AMA urges E/M guidelines based on peer review

Evaluation and Management documentation guidelines should be based on what a peer physician reviewer would need to assess the level of service provided, based on the medical record and other pertinent information, as well as the pertinent CPT guidelines and definitions, the American Medical Association told chief executive officers of medical societies and associations in July.

E. Ratcliffe Anderson Jr., MD, AMA executive vice president, updated the officials in a letter, following actions by the House of Delegates in June which essentially scuttled the E&M guidelines that were being developed.

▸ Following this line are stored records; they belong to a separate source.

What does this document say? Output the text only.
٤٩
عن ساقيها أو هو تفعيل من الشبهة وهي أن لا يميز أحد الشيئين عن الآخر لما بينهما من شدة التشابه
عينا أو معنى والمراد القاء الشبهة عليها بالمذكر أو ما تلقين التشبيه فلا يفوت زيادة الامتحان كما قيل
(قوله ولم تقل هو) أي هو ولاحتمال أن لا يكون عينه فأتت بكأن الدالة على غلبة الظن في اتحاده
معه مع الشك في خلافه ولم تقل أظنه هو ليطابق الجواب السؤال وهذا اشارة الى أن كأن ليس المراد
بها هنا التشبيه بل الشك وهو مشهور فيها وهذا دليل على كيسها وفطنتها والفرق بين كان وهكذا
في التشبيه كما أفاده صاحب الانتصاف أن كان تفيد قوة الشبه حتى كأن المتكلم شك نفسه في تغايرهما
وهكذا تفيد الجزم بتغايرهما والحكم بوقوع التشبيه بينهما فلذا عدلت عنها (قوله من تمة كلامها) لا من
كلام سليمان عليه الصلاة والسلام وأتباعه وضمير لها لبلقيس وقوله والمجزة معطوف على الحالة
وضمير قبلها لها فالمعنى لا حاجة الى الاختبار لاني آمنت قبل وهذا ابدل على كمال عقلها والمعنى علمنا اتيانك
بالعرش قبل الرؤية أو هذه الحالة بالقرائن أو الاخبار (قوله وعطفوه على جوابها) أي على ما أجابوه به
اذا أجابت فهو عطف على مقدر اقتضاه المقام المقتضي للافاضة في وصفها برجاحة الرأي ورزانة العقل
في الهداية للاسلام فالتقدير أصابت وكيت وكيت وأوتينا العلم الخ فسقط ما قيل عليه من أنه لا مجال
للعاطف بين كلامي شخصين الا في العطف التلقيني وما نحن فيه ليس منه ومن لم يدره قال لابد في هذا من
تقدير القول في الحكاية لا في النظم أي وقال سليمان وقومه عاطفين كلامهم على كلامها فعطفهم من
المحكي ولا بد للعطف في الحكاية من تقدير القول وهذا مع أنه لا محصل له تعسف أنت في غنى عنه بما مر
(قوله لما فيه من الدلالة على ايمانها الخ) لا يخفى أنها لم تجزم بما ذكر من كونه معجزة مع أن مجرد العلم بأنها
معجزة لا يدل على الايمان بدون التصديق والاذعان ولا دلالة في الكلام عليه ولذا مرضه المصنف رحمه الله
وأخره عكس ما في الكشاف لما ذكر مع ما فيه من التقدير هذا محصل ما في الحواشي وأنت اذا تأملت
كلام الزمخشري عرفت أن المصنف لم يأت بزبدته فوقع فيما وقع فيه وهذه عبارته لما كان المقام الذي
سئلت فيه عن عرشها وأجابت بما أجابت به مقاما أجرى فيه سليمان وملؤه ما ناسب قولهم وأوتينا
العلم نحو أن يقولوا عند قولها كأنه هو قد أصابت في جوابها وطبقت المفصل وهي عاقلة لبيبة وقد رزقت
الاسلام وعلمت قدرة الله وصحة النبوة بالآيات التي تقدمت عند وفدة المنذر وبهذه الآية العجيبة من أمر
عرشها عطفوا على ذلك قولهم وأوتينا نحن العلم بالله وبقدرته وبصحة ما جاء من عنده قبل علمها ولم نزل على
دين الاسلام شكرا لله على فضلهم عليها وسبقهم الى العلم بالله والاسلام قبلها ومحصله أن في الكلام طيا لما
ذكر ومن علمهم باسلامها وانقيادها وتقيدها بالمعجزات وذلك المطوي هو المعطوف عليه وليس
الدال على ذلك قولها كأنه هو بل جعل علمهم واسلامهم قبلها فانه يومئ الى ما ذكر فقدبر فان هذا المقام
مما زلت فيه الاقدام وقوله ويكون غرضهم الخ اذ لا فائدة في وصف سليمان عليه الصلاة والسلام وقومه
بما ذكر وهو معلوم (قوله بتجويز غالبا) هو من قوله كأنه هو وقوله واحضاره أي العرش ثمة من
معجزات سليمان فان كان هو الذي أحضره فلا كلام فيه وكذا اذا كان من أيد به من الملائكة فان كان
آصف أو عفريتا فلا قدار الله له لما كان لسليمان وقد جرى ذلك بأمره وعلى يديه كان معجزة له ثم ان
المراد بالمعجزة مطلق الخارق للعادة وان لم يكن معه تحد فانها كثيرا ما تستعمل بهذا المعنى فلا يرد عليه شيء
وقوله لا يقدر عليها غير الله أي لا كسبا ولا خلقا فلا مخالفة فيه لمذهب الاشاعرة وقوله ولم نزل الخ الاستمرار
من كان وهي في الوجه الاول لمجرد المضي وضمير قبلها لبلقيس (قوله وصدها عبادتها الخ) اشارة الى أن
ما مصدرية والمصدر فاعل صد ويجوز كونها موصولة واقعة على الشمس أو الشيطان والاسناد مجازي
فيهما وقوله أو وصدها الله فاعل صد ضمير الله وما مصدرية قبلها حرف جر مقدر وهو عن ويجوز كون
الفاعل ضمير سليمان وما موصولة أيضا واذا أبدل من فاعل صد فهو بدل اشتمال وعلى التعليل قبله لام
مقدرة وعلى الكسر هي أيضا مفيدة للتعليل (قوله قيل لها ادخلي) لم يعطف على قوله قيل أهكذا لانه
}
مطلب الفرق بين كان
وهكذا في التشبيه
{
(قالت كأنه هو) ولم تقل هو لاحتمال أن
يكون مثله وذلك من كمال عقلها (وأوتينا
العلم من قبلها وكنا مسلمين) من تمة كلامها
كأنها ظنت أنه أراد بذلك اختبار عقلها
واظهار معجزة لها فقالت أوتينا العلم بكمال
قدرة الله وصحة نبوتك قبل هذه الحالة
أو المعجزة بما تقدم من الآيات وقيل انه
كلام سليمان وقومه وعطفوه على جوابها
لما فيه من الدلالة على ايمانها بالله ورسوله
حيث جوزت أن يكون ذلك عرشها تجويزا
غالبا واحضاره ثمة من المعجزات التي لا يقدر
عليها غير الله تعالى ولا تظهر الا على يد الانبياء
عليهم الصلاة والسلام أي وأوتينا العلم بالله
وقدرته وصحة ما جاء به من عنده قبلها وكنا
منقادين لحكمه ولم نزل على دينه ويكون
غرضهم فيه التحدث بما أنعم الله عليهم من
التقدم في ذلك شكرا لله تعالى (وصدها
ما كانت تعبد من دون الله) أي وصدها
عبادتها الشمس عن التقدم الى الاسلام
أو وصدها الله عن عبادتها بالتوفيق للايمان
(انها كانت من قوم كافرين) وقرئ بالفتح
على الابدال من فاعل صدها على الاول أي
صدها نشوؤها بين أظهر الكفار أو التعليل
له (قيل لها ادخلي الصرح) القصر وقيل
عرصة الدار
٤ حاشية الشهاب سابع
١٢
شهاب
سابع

In April, AMA leaders looked like heroes when Health Care Financing Administration (HCFA) announced at an AMA "fly-in" that it would back-off its E&M documentation guidelines and wait for the AMA to develop guidelines that were more acceptable to physicians. It was the culmination of a firestorm of protest from physicians that the guidelines were too complex and time consuming. The AMA had negotiated a plan to produce guidelines that were more acceptable to physicians and that would be pilot-tested before being implemented.

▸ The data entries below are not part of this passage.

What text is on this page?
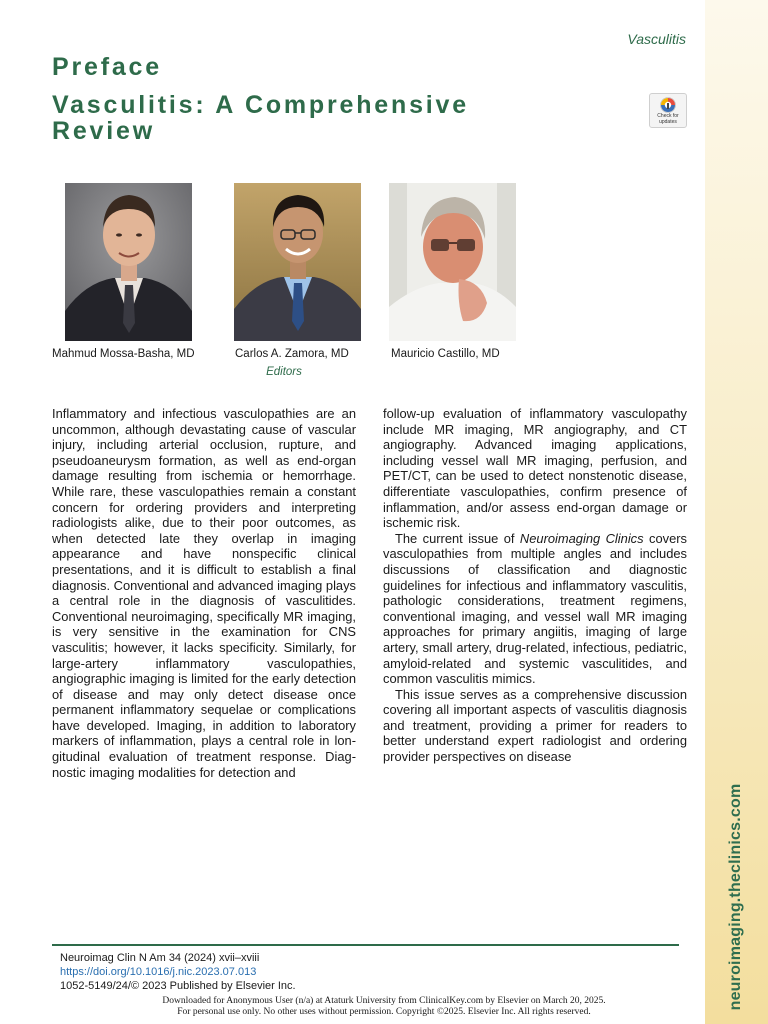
neuroimaging.theclinics.com
Vasculitis
Preface
Vasculitis: A Comprehensive
Review
Check for updates
Mahmud Mossa-Basha, MD	Carlos A. Zamora, MD	Mauricio Castillo, MD
Editors

Inflammatory and infectious vasculopathies are an uncommon, although devastating cause of vascular injury, including arterial occlusion, rupture, and pseudoaneurysm formation, as well as end-organ damage resulting from ischemia or hemorrhage. While rare, these vasculopathies remain a constant concern for ordering providers and interpreting radiologists alike, due to their poor outcomes, as when detected late they overlap in imaging appearance and have nonspecific clinical presentations, and it is difficult to establish a final diagnosis. Conventional and advanced imaging plays a central role in the diagnosis of vasculitides. Conventional neuroimaging, specifically MR imaging, is very sensitive in the examination for CNS vasculitis; however, it lacks specificity. Similarly, for large-artery inflammatory vasculopathies, angiographic imaging is limited for the early detection of disease and may only detect disease once permanent inflammatory sequelae or complications have developed. Imaging, in addition to laboratory markers of inflammation, plays a central role in longitudinal evaluation of treatment response. Diagnostic imaging modalities for detection and

follow-up evaluation of inflammatory vasculopathy include MR imaging, MR angiography, and CT angiography. Advanced imaging applications, including vessel wall MR imaging, perfusion, and PET/CT, can be used to detect nonstenotic disease, differentiate vasculopathies, confirm presence of inflammation, and/or assess end-organ damage or ischemic risk.

The current issue of Neuroimaging Clinics covers vasculopathies from multiple angles and includes discussions of classification and diagnostic guidelines for infectious and inflammatory vasculitis, pathologic considerations, treatment regimens, conventional imaging, and vessel wall MR imaging approaches for primary angiitis, imaging of large artery, small artery, drug-related, infectious, pediatric, amyloid-related and systemic vasculitides, and common vasculitis mimics.

This issue serves as a comprehensive discussion covering all important aspects of vasculitis diagnosis and treatment, providing a primer for readers to better understand expert radiologist and ordering provider perspectives on disease

Neuroimag Clin N Am 34 (2024) xvii–xviii
https://doi.org/10.1016/j.nic.2023.07.013
1052-5149/24/© 2023 Published by Elsevier Inc.
Downloaded for Anonymous User (n/a) at Ataturk University from ClinicalKey.com by Elsevier on March 20, 2025.
For personal use only. No other uses without permission. Copyright ©2025. Elsevier Inc. All rights reserved.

The AMA CPT Editorial Panel offered a new version at the "fly-in" and made changes in May, based on comments from the audience.

In June, the House of Delegates threw the process up for grabs when members voted to oppose a fundamental feature of the guidelines. The delegates opposed "any documentation system that requires quantitative formulas or assigns numeric values to elements in the medical record to qualify as clinically appropriate medical record keeping." There was concern about the use of medical records as a bookkeeping device and about the confidentiality of medical records.

AMA leadership warned that HCFA could respond by developing its own "black box" which wouldn't be as favorable for the physicians.

The CPT panel is scheduled to meet August 21 to consider the next course of action. AMA's dilemma is how to keep physicians in the process of formulating the guidelines. HCFA's dilemma is how to formulate guidelines that would show Congress quantitatively, that public funds-Medicare reimbursements-are being used appropriately.

In the July letter, Dr. Ratcliffe said, "physicians' medical record documentation should be sufficient for a peer physician to assess the level of service reported and medical necessity. Compliance with documentation guidelines should provide a safe harbor for review E&M services.

Dr. Ratcliffe also urged HCFA to cease prepayment reviews of E&M services and to shift to focused medical review of outlier cases, using an independent peer review process by physicians.